The barrister told the court that her client has offered €150 compensation for the damage he caused to the  businesses.  

She said his behaviour on this night was as a result of his alcohol abuse and lot of his previous convictions happened after he abused alcohol and other substances. 

She pointed out these offences would normally be dealt with in the district court but were being heard in the circuit court due to the amount of previous convictions on his record.  

Ms Morrissey continued that Mr Prendiville was in a relationship for 10 years and now had three children, the youngest was born about five weeks before the court hearing. 

“He is acutely aware of the impact his actions will have on his partner and the hardship it will mean for her. He has instructed me that the arrival of his son has motivated him to be a better father and member of society.” 

Ms Morrissey explained that Mr Prendiville’s family background was dysfunctional. He was brought up in foster homes and his father died by suicide , which had a significant impact on him. The defendant suffered from anxiety and depression andwas  attending mental health services for years. 

He was also attending a counsellor for  his alcohol and substance misuse problem and was currently sober.

The barrister urged Judge Boyle to be lenient and activate only part of the four and a half year suspended portion of the prison sentence he received in 2017.

 She also requested the imposition of the prison sentence be deferred until after Christmas as her client was anxious to spend Christmas with his family.  She handed a letter from his partner into the court. 

Judge Boyle said by breaking into unoccupied business premises, Mr Prendiville had made a “general nuisance” of himself to people trying to make an honest living and providing employment in Tipperary. 

“People are entitled to try and make a living. People working hard and paying rates in County Tipperary don’t need to come back to their premises and find them broken into.” 

Referring to the motivation he felt to reform following the recent birth of his son, the judge said she had no doubt Mr Prendiville didn’t wish to be before the court in 17 years time for the same recidivist offending he had been in engaging in. 

She accepted he had a chaotic and sad childhood and she expressed the hope that after serving this prison sentence, his child wouldn’t experience the same unfortunate upbringing he had.

 “You are the only person who can make that decision for yourself,” she pointed out.  

The judge   warned it was very clear that Mr Prendiville will come before the court again unless he abstained entirely from consuming alcohol. 

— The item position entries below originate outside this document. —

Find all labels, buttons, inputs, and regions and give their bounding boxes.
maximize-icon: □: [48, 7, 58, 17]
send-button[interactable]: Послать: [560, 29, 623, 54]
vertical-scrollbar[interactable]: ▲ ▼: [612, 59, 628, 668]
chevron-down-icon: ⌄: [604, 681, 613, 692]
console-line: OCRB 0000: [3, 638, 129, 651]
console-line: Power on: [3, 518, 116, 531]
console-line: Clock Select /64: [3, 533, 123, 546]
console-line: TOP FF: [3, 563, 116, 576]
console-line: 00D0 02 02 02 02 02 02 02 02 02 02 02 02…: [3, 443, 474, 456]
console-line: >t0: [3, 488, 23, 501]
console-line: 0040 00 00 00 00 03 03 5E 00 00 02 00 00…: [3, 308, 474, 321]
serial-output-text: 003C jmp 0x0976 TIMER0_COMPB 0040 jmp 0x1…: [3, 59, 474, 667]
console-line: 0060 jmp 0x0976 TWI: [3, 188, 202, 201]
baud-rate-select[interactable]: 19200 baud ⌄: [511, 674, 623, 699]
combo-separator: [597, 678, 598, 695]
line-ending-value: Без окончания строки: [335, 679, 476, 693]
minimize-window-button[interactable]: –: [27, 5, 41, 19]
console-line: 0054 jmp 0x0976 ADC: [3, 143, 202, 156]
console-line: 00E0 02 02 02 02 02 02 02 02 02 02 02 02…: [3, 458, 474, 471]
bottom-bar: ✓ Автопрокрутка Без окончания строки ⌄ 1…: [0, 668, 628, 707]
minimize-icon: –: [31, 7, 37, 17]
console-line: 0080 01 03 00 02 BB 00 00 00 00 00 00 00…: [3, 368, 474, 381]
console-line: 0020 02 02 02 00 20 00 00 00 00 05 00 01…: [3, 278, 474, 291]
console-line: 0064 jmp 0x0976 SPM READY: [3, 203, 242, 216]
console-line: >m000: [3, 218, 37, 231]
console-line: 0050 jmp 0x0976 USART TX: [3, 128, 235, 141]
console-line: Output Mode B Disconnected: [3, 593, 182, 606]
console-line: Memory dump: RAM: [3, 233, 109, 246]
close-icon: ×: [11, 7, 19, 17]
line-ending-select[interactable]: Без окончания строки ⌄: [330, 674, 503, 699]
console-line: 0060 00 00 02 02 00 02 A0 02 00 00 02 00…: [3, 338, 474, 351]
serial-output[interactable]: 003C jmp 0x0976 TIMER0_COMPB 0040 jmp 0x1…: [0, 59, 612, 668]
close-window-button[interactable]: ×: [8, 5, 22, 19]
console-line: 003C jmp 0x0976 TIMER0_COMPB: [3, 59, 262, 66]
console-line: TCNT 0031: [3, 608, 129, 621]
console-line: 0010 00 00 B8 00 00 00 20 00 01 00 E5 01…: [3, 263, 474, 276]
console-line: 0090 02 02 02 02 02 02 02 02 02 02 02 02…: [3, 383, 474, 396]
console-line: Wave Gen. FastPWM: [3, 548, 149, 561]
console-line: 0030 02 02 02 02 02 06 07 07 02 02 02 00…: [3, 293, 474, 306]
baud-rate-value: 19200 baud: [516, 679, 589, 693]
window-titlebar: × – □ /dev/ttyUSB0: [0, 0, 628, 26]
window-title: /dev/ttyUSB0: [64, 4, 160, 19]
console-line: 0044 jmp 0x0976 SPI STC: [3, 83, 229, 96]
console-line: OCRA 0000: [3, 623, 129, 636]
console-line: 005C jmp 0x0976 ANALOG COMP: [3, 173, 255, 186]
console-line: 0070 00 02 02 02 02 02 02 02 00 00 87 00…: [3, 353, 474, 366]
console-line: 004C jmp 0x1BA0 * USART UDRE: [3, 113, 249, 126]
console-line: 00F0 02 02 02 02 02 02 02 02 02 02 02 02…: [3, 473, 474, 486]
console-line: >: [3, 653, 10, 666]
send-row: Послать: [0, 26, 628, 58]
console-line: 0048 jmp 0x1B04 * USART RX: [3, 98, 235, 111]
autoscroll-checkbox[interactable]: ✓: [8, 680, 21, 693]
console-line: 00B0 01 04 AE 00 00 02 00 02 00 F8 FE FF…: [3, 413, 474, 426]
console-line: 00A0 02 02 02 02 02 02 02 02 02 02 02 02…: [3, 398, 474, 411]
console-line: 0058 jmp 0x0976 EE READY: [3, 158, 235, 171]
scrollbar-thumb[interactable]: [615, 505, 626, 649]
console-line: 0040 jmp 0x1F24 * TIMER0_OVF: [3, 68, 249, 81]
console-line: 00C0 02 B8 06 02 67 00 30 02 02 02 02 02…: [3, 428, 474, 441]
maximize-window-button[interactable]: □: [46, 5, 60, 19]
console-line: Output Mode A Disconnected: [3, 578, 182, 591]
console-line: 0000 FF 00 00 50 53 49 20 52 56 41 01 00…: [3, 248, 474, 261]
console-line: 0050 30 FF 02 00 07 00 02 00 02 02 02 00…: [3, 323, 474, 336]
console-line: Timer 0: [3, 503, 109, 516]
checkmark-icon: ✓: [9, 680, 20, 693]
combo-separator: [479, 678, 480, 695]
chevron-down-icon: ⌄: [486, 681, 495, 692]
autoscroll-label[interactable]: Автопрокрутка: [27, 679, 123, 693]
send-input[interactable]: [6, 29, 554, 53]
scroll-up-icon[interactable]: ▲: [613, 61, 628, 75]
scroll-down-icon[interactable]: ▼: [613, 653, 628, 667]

She said the aggravating factors she took into account in imposing sentence were the facts these crimes were committed while the defendant  was on early release from a prison sentence imposed for similar offences and that they were committed over two nights so they weren’t just one lapse.

 There was also his very significant record of previous convictions. 

While he was a “continual nuisance” to the business people of Tipperary, she noted that none of the premises were occupied at the time he broke into them and no violence took place during any of the incidents. 

She considered his remorse to be genuine and it was in his favour that he produced €150 compensation to the court, which she accepted as a token of this remorse. 

In view of the continual nature of his offending, she considered a three year prison sentence should be imposed for the burglary offences, which she discounted to two years and suspended the last 18 months of the jail term on condition he keep the peace and be of good behaviour and remain under the supervision of the Probation Service. 

She suspended the sentence for two years. 

She activated one year of the four and a half year suspended portion of the seven year prison sentence he received at the Circuit Court in 2017. 

The two prison terms will run consecutively to each other.   

Judge directed the €150 compensation be divided between the three victims.

 And she agreed to postpone the implementation of the prison sentence until January 2 on condition he sign on at Tipperary Town Garda Station twice a day up to that date and abide by a nightime curfew between 11pm and 7am. 

Mr Prendiville assured the judge he would be staying at home over Christmas. “I won't be going outside the door,” he stressed.